Nonprofits rally to fight cuts

By Patrick Springer

The Forum - 05/13/2005

Tax cuts for the wealthiest 1 percent of the population are to blame for the simultaneous federal budget cuts and deficits, Fargo-Moorhead social service providers were told Thursday.

"This budget is not out of balance because of human services costs," Steve Francisco of the Minnesota Council of Nonprofits told almost 100 people in Moorhead.

"More people are going to be knocking on your door," he told the nonprofit representatives. "These cuts are going to have real impacts."

In North Dakota, an estimated 1,300 households probably will no longer be eligible for food stamps, said Cathy Hogan, director of Cass County Social Services.

Also, for the first time in memory, no energy assistance to help low-income people with their summer cooling costs will be available in North Dakota, she said.

Under budget resolutions passed by Congress, Minnesota's share of $10 billion in Medicaid cuts will be $160 million over five years, Francisco said.

In one form or another, 580,000 Minnesotans receive some or all of their health care from federal programs, he said. The cuts are falling "at the very time we have a health care crisis."

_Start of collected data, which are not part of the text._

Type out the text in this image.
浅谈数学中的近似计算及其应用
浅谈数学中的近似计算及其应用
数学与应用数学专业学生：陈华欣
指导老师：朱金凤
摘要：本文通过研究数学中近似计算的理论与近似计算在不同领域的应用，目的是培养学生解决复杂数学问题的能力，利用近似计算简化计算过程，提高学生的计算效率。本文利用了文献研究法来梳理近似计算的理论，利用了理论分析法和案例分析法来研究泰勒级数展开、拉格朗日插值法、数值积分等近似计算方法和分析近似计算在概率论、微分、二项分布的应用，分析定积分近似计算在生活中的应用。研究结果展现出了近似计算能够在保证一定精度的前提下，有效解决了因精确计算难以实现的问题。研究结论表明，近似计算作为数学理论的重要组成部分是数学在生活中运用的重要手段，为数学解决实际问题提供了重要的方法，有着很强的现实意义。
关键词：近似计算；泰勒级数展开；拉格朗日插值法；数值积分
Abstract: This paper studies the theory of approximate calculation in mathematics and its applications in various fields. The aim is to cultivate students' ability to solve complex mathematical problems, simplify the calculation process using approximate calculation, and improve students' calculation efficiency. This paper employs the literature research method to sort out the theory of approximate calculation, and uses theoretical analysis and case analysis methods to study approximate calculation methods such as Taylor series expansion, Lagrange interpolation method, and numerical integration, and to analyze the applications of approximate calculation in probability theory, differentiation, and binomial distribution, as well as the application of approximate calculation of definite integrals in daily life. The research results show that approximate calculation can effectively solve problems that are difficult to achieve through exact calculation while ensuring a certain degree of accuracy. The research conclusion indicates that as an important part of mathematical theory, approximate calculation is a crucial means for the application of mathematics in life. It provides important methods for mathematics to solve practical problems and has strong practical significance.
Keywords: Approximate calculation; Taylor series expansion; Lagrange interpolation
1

The predictable result, Francisco added, will be an increase in the number of uninsured.

"For some people, that is literally life and death," he told a gathering, organized by the People Escaping Poverty Project, called "Waking the Sleeping Giant."

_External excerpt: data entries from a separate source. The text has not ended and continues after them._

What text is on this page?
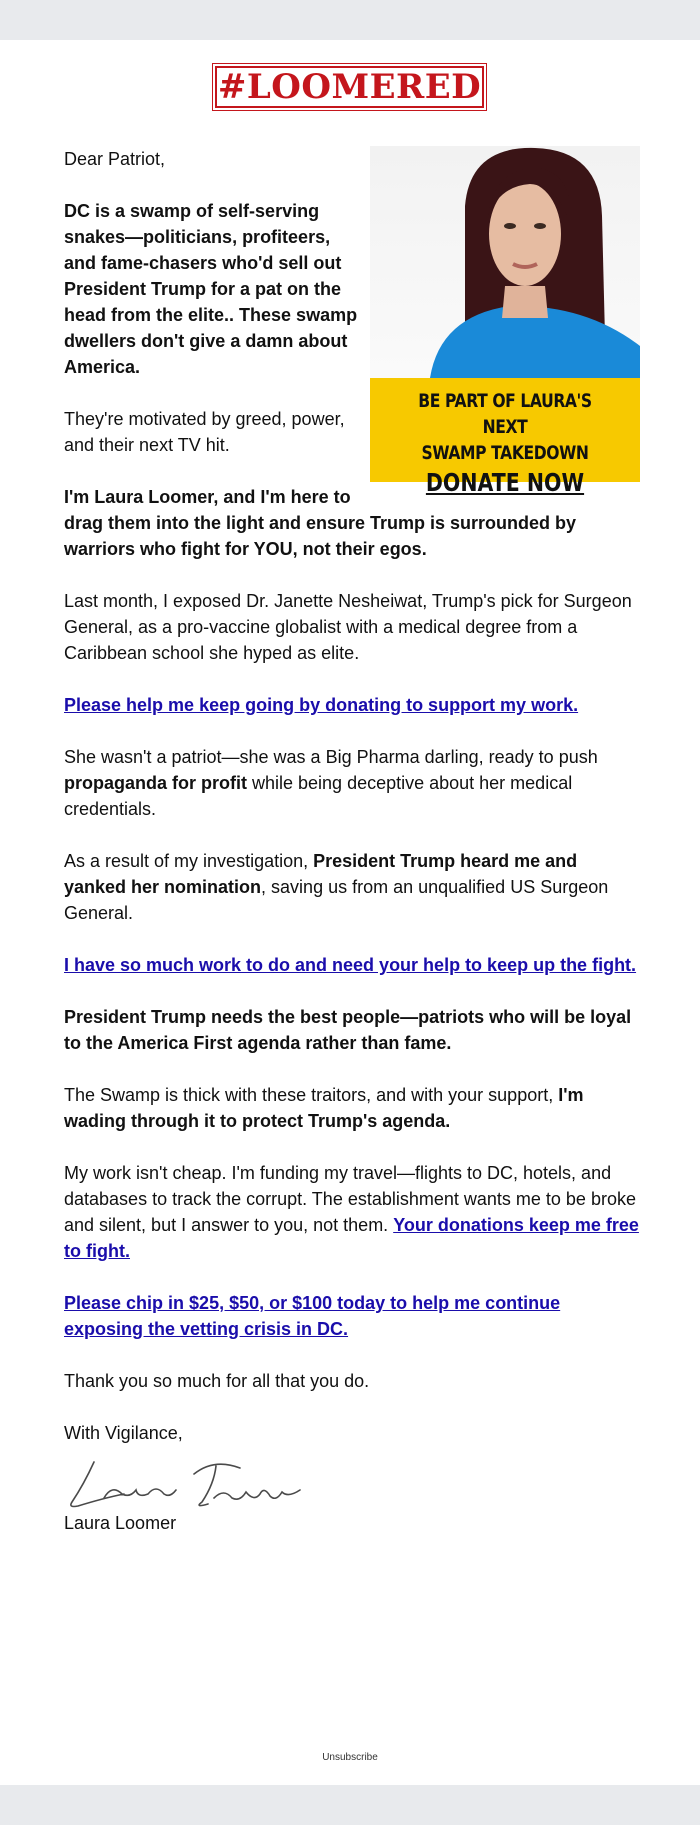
#LOOMERED
BE PART OF LAURA'S NEXT
SWAMP TAKEDOWN
DONATE NOW

Dear Patriot,

DC is a swamp of self-serving snakes—politicians, profiteers, and fame-chasers who'd sell out President Trump for a pat on the head from the elite.. These swamp dwellers don't give a damn about America.

They're motivated by greed, power, and their next TV hit.

I'm Laura Loomer, and I'm here to drag them into the light and ensure Trump is surrounded by warriors who fight for YOU, not their egos.

Last month, I exposed Dr. Janette Nesheiwat, Trump's pick for Surgeon General, as a pro-vaccine globalist with a medical degree from a Caribbean school she hyped as elite.

Please help me keep going by donating to support my work.

She wasn't a patriot—she was a Big Pharma darling, ready to push propaganda for profit while being deceptive about her medical credentials.

As a result of my investigation, President Trump heard me and yanked her nomination, saving us from an unqualified US Surgeon General.

I have so much work to do and need your help to keep up the fight.

President Trump needs the best people—patriots who will be loyal to the America First agenda rather than fame.

The Swamp is thick with these traitors, and with your support, I'm wading through it to protect Trump's agenda.

My work isn't cheap. I'm funding my travel—flights to DC, hotels, and databases to track the corrupt. The establishment wants me to be broke and silent, but I answer to you, not them. Your donations keep me free to fight.

Please chip in $25, $50, or $100 today to help me continue exposing the vetting crisis in DC.

Thank you so much for all that you do.

With Vigilance,
Laura Loomer
Unsubscribe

Nonprofit advocates are beginning to discuss how they can be more effective in communicating the effects of the budget cuts. Congress is putting together appropriations bills following the budgetary blueprint provided by the resolution passed last month.

Even with the budget cuts, the federal deficit will balloon by $168 billion over five years - a figure that likely will approach $200 billion when appropriations for the wars in Iraq and Afghanistan are added, Francisco said.

In the region that includes Cass County, the number of people receiving child care assistance will drop by 300, Hogan said. Students in four-year programs no longer will be eligible.

In Clay County, 1,500 families receive support from the food stamp program, said Rhonda Porter, the county's director of social services. It isn't clear yet how many won't be eligible because of cuts.

"It's the chinking away of the core infrastructure of social services," Hogan said. "The low-income, working poor suffer."